Do you have a tree or dedicated area, that does more than just produce one yield (ie: fruit) for you?


  1. I'm going to look up that marcot process. Thank you for the information. Moving pots for whatever reason is a full on job. I hope that the move means that the veranda project can take off. Looking forward to seeing what this is.
    Another sourdough question. Can you leave the sponge bubbling for too long. Today I was surprised by the instant bubbles that I got when I did the two bowls and fed them both. I only left the sponge 30 mins maybe and used it. The dough kneaded up so nicely, didn't have an overpowering sour smell and didn't get intensely sticky every minute or so. I now have it proving in a glass bowl, instead of the usual stainless steel bowl. I really want to make sure I catch the dough before it overproves(I don't think this is real word but I'm sure you know what I mean). This dough business is interesting stuff. I have also found that the starter likes spelt flour so much more than the Bakers flour.
    Your permaculture paradise continues to develop and show new ways of doing things.

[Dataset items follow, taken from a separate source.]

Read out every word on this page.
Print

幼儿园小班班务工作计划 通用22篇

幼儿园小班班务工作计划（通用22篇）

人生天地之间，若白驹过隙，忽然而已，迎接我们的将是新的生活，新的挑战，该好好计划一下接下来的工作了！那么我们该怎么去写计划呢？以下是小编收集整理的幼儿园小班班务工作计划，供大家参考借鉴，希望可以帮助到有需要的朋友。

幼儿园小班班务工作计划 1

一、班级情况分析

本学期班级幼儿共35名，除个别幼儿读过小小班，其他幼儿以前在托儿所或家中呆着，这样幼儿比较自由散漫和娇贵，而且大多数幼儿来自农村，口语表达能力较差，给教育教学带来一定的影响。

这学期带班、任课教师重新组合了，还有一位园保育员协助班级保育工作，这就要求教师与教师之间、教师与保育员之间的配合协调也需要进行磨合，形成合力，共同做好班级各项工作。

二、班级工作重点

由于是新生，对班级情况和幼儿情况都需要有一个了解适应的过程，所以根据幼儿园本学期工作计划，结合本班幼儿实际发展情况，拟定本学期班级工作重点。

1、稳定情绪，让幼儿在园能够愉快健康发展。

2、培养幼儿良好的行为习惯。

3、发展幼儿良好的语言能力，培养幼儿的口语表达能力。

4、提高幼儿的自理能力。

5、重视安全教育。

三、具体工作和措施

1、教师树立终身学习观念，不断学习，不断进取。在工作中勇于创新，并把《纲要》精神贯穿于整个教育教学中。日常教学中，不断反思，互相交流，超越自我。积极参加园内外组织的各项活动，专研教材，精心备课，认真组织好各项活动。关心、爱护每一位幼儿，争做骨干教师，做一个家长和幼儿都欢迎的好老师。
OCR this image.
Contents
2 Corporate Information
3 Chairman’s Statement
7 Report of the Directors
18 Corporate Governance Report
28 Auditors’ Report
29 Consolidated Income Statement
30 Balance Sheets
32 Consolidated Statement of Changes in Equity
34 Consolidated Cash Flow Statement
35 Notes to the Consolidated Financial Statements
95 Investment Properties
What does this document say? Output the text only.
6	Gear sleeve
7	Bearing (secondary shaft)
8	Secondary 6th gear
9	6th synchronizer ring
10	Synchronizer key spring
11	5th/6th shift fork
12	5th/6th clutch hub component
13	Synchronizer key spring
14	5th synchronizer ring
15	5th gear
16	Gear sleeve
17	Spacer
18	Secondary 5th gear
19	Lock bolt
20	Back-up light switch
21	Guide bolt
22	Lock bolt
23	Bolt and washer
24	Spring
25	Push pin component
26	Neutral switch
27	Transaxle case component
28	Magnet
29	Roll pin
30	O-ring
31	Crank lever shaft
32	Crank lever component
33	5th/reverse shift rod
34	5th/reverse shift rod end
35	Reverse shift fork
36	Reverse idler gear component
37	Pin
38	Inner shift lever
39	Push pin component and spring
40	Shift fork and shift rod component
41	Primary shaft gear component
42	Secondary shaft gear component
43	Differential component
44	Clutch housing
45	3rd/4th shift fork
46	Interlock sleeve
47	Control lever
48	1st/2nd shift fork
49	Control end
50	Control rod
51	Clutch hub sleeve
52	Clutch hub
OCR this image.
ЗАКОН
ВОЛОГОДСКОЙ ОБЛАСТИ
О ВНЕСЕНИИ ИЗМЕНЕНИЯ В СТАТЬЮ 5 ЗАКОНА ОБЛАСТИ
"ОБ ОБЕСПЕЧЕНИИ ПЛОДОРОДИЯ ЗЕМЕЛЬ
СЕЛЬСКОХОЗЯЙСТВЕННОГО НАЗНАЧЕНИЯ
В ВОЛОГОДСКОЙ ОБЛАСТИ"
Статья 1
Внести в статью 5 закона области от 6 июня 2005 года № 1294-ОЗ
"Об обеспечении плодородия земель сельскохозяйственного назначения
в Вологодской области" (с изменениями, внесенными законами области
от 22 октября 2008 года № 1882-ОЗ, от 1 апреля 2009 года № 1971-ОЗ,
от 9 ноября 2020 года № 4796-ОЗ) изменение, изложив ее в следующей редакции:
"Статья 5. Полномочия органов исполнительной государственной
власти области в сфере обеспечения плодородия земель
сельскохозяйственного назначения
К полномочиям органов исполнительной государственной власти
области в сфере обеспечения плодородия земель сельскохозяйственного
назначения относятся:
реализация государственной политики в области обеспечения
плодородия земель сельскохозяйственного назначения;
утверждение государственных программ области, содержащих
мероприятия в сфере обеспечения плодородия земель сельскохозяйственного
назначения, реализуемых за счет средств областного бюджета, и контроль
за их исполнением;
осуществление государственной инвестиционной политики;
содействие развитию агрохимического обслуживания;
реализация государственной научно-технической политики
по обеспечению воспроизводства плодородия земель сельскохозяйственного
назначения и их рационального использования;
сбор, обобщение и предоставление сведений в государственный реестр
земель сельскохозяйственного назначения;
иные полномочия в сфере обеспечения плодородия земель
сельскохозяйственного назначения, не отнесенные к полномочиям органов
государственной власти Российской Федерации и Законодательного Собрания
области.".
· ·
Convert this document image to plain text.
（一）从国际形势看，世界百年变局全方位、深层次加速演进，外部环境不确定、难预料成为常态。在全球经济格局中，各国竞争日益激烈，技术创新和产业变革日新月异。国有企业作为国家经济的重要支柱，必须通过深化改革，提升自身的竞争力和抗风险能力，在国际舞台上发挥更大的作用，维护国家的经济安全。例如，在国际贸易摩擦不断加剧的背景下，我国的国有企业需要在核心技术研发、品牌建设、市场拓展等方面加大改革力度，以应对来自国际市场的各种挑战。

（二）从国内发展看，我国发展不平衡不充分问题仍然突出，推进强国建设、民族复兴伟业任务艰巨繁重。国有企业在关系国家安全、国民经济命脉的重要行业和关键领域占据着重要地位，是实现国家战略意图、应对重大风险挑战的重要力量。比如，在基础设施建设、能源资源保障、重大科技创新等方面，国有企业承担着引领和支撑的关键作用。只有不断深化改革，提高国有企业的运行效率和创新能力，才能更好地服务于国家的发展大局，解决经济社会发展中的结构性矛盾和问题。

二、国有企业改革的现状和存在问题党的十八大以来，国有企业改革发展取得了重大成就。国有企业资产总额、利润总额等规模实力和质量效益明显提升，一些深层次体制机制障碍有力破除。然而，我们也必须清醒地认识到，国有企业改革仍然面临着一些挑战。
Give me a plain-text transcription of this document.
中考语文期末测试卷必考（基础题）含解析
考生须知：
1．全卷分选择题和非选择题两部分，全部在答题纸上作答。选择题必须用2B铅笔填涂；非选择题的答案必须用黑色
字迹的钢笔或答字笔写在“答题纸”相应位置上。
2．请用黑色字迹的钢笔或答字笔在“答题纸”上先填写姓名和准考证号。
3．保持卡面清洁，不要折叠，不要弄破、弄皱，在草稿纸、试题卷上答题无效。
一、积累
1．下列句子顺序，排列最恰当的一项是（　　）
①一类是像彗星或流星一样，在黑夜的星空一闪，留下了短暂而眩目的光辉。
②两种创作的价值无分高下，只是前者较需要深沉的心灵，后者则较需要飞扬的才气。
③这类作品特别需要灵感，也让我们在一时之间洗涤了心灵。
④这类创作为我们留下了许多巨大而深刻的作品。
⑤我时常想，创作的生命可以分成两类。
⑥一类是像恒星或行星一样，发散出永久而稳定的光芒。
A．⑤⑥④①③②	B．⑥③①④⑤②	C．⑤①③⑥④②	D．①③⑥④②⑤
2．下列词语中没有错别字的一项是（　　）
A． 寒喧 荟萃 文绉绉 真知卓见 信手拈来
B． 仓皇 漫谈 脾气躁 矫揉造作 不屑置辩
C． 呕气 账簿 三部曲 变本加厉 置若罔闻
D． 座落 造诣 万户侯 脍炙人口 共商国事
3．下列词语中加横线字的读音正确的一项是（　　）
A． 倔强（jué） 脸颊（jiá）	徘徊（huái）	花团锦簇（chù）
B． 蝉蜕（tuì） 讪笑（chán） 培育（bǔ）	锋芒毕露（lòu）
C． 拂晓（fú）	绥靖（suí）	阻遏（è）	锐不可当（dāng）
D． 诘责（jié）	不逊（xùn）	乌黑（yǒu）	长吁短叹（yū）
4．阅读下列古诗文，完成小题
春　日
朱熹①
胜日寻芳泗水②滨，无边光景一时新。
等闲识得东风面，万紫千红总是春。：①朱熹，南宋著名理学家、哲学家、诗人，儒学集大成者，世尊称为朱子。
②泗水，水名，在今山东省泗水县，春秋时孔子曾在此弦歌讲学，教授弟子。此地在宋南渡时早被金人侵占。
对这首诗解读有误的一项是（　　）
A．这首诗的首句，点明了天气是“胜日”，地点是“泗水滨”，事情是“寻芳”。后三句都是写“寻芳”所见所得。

  2. I say over proves, all the time. ;) It sounds like you're learning to read the signs in your sourdough, and experimenting, which is great! Lots of bubble action, means the sponge is actively feeding. In this case, you would speed up the sourdough making process. I find this is mandatory during summer, where the high temps are ideal for sourdough to feed quickly, on whatever food stores you give.

    I don't have a lot of experience with spelt, but the heavier flours can sometimes become too heavy for an active sponge to develop. Which is why I've heard you should keep your starter on white flour, but add the heavier flours, when you want to make a dough. I don't know how much truth there is to it, because I don't use a lot of heavy doughs - but if you find your starter gradually gets sluggish on all spelt, then alternative feed with the white flour.

    All the best with your dough. It sounds like it will be a good loaf.

  3. Moving pots around is as good as taking a holiday, in my book! How lovely to create a special little jungle in it's own micro climate. The plants are sure to thrive in there.

    1. I think they will do much better under the mulberry tree, than they did on the verandah, Sally. ;)

  4. Chris, what was that about the weather starting to cool? Not here that's for sure. We have a really old mulberry tree and a dwarf mulberry in a pot that my hubby has been intending to plant out for a couple of years. I have no idea where that is going to be. I think he was going to cut down the old one which must be nearly 40 years old.

    1. The days have still been long and hot, but those few degrees it has dropped, is so much kinder on my pots than the long string of hotter days we recently enjoyed. ;)

      Forty years! Those mulberries are incredible. They do get quite a large trunk on them as they age. We lived in a rental once, where the owner took a chainsaw to the old mulberry, next to the house. It made us a little sad. But it shouldn't have, because it was rapidly producing new shoots from that stump! It seemed to thrive MORE on that brutal treatment.